The ULJ did not make any express findings on the witnesses’ credibility. Wichmann urges that this failure requires remand. Applying the plain language of the controlling statute, we agree.
In 2005, the legislature
amended the procedure governing challenges to the department’s determinations
on unemployment benefits. 2005
This court has recently held
that it will uphold a ULJ’s credibility determinations if supported by
substantial evidence. Ywswf, 726 N.W.2d at 533. In Ywswf,
however, we emphasized that the ULJ also made a basic finding that she did not
find specific testimony by the relator credible.
We recognize that this court usually can infer from findings which witnesses the ULJ found credible. But we cannot search for substantial evidence to support these inferences in the absence of specific findings. To do so would negate the express requirement of section 268.105, subdivision 1(c). Because the ULJ did not make findings addressing credibility and the ULJ’s finding of employment misconduct relies on a credibility assessment, we remand for additional findings that satisfy the statute.
On remand, the ULJ is free to make his determinations without reopening the record. But the ULJ may, within the ULJ’s discretion, choose to reopen the record and hear additional testimony. When assessing witness credibility, the ULJ may consider all relevant factors, including, but not limited to, the witness’s interest in the case’s outcome, the source of the witness’s information, the witness’s demeanor and experience, and the reasonableness of the witness’s testimony.

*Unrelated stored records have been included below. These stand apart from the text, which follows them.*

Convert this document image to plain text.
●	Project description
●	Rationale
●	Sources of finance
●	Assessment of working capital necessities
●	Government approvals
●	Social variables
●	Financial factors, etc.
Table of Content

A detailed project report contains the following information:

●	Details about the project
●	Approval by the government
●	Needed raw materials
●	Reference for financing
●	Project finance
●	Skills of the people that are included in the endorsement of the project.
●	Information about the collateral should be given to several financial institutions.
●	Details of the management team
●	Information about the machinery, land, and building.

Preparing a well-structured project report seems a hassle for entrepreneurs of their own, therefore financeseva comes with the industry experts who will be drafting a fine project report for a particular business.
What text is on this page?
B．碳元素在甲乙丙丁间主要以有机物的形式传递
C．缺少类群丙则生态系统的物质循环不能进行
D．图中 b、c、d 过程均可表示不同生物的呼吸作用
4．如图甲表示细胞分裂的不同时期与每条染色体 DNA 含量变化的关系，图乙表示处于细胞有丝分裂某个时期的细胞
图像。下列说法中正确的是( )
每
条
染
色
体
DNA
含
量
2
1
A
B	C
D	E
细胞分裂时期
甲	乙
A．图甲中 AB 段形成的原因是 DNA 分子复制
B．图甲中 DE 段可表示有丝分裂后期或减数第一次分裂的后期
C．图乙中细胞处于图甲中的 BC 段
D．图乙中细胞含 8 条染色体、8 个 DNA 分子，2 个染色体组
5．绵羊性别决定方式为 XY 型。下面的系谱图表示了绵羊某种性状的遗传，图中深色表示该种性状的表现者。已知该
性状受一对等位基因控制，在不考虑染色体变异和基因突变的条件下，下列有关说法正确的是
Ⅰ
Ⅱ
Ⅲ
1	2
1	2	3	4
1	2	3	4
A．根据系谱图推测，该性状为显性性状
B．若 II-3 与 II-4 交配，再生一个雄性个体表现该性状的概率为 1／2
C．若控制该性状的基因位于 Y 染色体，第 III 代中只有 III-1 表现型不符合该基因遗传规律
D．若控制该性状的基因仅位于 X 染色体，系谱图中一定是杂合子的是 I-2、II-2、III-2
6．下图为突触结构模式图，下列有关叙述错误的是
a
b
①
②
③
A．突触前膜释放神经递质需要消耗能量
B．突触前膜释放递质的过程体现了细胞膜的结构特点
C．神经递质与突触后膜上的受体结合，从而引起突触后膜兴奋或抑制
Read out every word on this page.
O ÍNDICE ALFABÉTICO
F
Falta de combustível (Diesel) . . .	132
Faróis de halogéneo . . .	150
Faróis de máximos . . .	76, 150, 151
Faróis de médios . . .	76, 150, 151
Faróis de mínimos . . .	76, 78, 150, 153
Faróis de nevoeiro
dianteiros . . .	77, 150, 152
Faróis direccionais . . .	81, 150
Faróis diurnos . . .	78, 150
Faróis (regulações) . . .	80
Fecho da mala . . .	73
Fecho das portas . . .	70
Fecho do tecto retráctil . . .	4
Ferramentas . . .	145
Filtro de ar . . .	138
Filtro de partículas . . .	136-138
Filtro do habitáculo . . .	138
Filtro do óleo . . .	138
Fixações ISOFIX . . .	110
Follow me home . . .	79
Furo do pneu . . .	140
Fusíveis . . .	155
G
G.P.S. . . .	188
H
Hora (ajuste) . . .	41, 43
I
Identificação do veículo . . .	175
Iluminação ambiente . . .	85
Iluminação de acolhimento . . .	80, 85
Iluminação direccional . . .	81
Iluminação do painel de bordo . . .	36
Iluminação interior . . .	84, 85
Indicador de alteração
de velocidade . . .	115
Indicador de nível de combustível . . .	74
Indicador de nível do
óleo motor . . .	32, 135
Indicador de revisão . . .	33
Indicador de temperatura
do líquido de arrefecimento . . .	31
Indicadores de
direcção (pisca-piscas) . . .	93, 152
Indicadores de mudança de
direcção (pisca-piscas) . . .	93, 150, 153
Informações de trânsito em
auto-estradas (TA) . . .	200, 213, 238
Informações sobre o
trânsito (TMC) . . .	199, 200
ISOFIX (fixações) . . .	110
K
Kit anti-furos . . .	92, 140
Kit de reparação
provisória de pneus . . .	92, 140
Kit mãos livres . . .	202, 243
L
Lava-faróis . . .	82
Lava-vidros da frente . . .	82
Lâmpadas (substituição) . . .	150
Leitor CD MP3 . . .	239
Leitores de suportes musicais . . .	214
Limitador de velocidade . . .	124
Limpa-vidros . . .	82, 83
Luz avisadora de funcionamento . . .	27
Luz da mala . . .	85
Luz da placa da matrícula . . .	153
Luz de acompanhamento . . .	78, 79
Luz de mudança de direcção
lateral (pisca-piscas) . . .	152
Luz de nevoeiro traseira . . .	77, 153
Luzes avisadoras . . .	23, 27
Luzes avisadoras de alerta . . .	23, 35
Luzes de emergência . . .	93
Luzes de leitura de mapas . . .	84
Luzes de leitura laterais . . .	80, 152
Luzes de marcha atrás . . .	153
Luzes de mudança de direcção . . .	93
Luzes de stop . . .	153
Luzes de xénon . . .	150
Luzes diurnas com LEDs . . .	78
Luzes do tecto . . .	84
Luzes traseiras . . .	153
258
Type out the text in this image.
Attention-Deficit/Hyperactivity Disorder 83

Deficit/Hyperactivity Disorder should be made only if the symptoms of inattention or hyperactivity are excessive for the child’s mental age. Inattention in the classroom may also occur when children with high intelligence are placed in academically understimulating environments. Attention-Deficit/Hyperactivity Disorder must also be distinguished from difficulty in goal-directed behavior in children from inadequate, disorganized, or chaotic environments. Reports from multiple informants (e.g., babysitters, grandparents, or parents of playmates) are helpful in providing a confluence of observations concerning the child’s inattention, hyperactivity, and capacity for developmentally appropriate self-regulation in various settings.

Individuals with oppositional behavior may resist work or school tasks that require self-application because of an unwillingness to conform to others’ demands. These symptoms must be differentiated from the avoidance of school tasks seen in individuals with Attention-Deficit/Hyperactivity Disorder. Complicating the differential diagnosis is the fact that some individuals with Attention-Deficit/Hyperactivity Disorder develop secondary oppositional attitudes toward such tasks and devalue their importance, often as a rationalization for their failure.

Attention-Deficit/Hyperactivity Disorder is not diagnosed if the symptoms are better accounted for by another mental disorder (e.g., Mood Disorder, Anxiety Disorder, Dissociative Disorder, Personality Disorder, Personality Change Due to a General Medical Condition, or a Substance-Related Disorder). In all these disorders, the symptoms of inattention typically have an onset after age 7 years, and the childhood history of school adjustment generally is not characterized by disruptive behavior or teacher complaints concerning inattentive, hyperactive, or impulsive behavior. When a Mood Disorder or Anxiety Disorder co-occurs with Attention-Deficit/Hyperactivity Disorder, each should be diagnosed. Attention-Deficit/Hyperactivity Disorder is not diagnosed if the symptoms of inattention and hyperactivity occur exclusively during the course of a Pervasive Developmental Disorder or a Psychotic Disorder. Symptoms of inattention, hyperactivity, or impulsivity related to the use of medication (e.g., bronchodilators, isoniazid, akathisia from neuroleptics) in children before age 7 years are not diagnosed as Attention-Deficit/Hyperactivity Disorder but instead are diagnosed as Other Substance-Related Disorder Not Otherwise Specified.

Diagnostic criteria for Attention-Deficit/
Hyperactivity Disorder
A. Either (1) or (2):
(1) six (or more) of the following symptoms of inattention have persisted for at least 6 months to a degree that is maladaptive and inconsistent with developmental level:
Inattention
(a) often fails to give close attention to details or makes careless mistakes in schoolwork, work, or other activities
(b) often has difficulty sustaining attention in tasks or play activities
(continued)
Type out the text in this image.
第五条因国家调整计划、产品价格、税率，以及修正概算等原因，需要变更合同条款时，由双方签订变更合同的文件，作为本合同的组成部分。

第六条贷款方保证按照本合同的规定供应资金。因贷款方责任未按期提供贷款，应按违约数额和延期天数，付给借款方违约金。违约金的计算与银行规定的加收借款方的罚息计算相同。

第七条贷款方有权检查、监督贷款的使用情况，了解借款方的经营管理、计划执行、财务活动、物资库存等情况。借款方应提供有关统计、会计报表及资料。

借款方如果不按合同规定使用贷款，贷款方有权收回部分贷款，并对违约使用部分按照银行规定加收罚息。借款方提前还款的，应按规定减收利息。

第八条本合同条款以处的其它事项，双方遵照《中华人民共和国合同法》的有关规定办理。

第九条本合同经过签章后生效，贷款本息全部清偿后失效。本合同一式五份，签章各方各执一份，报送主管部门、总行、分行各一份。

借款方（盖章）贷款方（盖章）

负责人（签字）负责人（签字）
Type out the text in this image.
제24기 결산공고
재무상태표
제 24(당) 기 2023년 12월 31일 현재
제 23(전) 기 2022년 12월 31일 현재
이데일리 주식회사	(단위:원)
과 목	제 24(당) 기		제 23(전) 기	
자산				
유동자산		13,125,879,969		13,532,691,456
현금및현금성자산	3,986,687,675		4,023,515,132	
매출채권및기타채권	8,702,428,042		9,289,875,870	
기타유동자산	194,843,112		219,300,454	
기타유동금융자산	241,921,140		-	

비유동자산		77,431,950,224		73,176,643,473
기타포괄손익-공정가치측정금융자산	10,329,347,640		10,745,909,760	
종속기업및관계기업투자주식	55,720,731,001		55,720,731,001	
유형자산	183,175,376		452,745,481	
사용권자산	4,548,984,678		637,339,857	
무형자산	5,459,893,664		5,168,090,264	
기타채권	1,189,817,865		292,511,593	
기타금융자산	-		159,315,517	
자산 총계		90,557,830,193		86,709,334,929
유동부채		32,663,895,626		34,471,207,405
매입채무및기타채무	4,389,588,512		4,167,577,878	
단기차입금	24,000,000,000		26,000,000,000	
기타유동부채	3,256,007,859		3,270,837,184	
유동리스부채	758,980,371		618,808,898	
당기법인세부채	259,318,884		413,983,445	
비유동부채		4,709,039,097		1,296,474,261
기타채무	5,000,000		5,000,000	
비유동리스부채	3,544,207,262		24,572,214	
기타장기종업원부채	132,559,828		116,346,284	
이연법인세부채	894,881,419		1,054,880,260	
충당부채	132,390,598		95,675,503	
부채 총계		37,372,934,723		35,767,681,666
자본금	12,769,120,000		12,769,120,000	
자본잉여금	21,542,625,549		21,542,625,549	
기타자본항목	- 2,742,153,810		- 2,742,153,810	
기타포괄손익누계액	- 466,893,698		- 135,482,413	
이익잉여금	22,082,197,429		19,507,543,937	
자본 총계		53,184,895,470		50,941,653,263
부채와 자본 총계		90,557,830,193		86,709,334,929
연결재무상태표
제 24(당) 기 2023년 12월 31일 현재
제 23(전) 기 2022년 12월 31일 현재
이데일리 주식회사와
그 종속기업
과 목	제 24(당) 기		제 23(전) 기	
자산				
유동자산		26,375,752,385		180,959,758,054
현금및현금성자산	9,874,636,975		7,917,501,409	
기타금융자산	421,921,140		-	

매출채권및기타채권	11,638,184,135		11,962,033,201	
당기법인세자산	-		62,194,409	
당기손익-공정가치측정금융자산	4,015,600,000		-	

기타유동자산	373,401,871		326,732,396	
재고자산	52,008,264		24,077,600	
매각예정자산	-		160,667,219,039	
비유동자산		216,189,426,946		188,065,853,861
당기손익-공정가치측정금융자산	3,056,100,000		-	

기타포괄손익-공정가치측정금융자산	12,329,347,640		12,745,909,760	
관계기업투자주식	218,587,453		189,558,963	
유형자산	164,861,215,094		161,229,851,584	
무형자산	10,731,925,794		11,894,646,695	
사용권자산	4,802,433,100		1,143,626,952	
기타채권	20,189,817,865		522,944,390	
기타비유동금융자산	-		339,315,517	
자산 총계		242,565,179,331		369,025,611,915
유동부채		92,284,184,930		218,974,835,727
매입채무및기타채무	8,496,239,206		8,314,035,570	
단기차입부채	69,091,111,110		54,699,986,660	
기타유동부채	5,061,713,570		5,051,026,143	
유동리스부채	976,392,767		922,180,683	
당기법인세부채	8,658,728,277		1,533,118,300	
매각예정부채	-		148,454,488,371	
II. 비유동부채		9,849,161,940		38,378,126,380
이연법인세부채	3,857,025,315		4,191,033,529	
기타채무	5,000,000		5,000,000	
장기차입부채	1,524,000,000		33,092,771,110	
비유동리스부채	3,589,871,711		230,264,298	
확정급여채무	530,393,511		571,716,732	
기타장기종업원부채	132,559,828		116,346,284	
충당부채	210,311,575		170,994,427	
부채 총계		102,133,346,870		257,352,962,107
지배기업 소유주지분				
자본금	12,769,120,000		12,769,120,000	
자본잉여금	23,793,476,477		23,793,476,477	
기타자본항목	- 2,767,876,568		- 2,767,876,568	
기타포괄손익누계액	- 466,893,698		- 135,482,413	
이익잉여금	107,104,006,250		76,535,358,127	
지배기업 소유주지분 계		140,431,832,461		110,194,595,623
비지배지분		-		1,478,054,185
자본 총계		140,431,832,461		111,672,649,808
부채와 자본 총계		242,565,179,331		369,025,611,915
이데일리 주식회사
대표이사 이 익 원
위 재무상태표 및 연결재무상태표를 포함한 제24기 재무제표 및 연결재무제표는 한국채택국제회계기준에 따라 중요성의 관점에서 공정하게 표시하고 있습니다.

See Ywswf, 726 N.W.2d at 532-33 (suggesting credibility considerations). If the ULJ chooses to reopen the record, he may also consider the various additional bases that the club presented as alternative reasons for discharging Wichmann.
D E C I S I O N
We find that the unemployment law judge conducted a fair hearing and applied the correct standard when evaluating Wichmann’s illness-related absences. But because the unemployment law judge did not make the credibility findings required by Minn. Stat. § 268.105, subd. 1(c) (Supp. 2005), we remand for additional findings.
* Retired judge of the Minnesota Court of Appeals, serving by appointment pursuant to Minn. Const. art. VI, § 10.